What's going on with Michigan State basketball?
A team competing for its fourth consecutive Big Ten regular season title can't look this bad, right?
Yet, the inept offense and miscommunication on defense are very real.
MSU started 4-for-31 from the field, including stretches where the Spartans missed four, five, and 12 consecutive shots.
"I think going forward, we gotta have a gut-check," Junior captain Foster Loyer told reporters after the game. "We gotta have a realization that we gotta make some changes ... as a captain, it's my job, and it's our job to realize we're three games into the Big Ten. We have 17 to go."
At this point, it's difficult to say if the offense or defense is worse. Yes, the Spartans totaled sixteen points, nearly tying MSU's lowest-scoring half since 2014, when it scored an embarrassing 14 against Maryland, but Minnesota did what they wanted.
And had they shot better, Michigan State may have lost by much more than 25.
But it's not just the losses; the Spartans look out of sorts, with no real identity and in desperate need of a point guard.
Tom Izzo cleared up his decision to bench Aaron Henry by revealing Rocket Watts "hasn't been comfortable at the one."
It's for the best.
Watts is better off-ball, and Michigan State needs him to step up and be the scorer without the presser of running an offense.
The transition was always going to take time, but the mistakes are glaring, and his struggles are affecting the rest of the team.
MSU needs someone to create for others and get the ball in the right places because too much is being generated from individuals, making the Spartans easy to guard.
They lack everything Cassius Winston and Xavier Tillman Sr. left behind.

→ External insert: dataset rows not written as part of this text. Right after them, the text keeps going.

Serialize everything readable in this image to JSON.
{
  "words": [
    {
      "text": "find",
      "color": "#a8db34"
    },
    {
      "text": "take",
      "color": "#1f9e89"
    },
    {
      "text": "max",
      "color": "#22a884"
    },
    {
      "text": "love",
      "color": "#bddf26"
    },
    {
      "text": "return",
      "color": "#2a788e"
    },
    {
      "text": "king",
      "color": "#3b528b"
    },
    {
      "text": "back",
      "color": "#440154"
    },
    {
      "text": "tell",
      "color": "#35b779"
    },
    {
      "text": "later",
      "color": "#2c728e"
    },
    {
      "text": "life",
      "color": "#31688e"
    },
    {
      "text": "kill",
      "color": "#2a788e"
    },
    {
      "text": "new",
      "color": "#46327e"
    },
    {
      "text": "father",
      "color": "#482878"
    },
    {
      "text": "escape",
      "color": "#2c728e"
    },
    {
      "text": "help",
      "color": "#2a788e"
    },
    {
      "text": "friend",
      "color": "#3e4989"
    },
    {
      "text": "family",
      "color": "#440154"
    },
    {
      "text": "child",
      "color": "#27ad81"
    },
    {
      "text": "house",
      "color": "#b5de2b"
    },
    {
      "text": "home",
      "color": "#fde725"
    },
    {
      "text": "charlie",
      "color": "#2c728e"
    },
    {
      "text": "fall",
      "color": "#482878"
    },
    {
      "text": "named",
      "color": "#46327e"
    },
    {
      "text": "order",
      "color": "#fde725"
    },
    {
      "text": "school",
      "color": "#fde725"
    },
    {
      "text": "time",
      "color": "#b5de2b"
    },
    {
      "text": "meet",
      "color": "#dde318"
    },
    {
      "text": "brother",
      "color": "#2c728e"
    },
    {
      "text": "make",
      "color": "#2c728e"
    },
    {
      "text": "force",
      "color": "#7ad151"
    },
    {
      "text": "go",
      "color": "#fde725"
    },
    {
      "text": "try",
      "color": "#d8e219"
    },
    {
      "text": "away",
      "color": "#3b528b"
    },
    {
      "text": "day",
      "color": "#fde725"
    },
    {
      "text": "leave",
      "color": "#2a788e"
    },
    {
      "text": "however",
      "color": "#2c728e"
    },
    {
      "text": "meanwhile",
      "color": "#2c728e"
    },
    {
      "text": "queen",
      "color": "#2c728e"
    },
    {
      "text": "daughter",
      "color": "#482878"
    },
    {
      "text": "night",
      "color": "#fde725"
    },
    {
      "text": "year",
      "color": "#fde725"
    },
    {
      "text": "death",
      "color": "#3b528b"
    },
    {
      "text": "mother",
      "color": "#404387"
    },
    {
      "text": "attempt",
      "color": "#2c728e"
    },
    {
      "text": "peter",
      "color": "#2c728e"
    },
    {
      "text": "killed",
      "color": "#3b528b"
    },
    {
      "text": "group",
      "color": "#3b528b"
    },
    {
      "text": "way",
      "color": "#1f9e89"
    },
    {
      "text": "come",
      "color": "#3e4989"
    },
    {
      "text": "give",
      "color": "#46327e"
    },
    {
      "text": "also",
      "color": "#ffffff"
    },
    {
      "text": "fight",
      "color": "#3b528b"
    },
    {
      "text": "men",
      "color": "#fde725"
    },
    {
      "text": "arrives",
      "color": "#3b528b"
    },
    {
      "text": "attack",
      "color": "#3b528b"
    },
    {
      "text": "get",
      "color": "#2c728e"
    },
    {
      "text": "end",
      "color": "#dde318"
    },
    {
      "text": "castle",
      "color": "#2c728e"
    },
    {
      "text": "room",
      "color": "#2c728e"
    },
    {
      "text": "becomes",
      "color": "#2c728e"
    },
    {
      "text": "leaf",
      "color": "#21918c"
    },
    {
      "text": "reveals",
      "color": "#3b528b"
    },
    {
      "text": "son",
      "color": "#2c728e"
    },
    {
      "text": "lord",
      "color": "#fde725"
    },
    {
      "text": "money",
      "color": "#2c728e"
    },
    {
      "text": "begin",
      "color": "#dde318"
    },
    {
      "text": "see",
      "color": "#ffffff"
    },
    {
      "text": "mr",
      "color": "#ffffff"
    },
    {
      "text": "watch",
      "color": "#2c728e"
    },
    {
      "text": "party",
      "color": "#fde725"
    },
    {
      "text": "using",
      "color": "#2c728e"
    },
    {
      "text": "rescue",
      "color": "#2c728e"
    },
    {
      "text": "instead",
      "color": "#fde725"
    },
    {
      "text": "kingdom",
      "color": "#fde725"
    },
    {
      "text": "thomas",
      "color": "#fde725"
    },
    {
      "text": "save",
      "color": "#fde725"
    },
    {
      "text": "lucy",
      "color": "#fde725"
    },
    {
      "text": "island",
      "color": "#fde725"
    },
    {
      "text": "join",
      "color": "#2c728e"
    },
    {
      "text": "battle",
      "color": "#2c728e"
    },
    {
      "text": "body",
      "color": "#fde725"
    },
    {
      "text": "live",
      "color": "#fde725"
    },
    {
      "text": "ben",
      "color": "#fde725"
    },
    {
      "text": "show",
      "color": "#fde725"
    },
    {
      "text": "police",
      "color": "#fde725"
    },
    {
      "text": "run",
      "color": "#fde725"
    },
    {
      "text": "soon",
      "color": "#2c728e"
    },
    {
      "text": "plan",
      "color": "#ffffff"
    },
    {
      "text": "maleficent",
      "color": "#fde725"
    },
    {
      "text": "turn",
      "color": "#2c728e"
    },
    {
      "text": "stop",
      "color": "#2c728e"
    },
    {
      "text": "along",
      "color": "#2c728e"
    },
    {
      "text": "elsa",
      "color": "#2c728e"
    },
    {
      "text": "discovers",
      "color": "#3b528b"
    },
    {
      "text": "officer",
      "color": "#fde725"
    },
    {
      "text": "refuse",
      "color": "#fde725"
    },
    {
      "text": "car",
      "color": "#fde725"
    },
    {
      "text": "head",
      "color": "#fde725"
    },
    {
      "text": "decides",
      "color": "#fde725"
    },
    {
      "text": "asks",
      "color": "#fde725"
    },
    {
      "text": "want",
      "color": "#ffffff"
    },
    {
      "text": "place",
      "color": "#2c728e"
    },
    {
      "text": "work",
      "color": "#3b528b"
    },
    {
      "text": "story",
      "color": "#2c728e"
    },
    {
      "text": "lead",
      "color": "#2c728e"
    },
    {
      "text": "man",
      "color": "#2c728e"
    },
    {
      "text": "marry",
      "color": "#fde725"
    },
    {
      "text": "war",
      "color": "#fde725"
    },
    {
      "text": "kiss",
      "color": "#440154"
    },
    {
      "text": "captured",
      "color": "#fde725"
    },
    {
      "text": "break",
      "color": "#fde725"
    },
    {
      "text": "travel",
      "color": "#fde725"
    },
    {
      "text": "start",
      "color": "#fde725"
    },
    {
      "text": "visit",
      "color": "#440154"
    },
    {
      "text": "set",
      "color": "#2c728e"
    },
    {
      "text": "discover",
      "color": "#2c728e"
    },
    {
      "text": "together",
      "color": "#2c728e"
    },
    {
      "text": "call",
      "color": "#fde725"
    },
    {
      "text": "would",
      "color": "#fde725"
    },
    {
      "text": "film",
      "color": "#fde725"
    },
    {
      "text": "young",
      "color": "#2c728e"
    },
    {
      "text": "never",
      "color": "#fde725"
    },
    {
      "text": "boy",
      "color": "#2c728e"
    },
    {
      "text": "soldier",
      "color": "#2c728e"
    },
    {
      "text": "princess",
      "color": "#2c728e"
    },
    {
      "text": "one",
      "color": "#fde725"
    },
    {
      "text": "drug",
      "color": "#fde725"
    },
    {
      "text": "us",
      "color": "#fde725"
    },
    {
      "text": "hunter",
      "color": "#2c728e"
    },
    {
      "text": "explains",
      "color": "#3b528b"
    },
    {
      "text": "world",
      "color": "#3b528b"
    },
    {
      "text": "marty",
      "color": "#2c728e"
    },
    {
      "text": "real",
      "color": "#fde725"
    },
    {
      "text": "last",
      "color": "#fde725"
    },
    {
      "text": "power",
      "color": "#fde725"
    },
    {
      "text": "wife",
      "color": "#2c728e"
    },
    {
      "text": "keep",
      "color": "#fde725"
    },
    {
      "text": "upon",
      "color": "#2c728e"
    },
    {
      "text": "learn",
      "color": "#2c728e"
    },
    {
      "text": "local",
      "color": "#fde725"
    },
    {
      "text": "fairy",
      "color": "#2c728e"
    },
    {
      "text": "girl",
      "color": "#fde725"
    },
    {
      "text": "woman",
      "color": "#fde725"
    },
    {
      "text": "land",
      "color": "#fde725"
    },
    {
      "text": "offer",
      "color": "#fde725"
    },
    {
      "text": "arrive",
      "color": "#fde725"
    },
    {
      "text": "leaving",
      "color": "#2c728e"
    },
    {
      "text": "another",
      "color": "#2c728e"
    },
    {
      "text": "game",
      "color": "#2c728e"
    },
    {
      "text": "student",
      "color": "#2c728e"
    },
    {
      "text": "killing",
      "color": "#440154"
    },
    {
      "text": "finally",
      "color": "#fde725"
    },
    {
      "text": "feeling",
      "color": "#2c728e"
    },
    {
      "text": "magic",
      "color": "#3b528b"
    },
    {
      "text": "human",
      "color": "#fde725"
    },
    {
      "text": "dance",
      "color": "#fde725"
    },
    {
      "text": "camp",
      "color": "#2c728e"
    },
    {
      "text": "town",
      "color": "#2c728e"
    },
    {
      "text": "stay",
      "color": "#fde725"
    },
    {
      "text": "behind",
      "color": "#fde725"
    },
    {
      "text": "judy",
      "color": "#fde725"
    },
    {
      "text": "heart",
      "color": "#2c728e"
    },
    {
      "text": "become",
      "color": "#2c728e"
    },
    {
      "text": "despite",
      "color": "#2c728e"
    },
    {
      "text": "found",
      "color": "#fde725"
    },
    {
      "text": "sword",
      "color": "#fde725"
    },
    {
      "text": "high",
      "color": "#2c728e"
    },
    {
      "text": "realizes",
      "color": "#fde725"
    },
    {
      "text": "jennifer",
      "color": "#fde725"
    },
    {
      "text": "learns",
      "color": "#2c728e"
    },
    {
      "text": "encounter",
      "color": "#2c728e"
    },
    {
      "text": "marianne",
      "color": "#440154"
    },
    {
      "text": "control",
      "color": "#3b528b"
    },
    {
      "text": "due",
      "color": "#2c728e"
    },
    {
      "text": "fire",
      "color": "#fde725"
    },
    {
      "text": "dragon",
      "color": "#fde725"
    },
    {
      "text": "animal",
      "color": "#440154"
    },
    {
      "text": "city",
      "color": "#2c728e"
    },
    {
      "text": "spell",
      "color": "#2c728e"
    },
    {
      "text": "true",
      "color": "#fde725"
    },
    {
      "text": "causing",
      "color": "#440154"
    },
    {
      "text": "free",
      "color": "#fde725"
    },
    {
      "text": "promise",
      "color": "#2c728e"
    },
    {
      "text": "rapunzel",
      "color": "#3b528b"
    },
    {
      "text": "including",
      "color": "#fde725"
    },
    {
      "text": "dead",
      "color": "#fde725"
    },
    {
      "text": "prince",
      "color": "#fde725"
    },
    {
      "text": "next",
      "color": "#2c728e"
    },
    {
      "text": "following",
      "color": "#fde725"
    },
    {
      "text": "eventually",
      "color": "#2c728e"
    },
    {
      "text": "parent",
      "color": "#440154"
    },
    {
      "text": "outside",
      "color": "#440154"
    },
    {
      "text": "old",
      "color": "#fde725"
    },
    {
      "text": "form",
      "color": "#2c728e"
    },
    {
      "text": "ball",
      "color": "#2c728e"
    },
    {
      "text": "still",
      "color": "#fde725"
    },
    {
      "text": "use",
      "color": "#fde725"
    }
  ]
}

Michigan State doesn't have a 'go-to' guy, nor can they rely on a leader defensively.
When Izzo begins the first eight-minutes inserting two freshmen in AJ Hoggard and Mady Sissoko, it's clear he's searching for rotations that work.
The remedy requires latching on to the basic standards of MSU basketball: playing hard-nosed defense, rebounding, and running in transition.
"We're not going to be defeated. We're not going to give up on ourselves," said Loyer. "We're going to go back, watch our film and learn what we need to fix."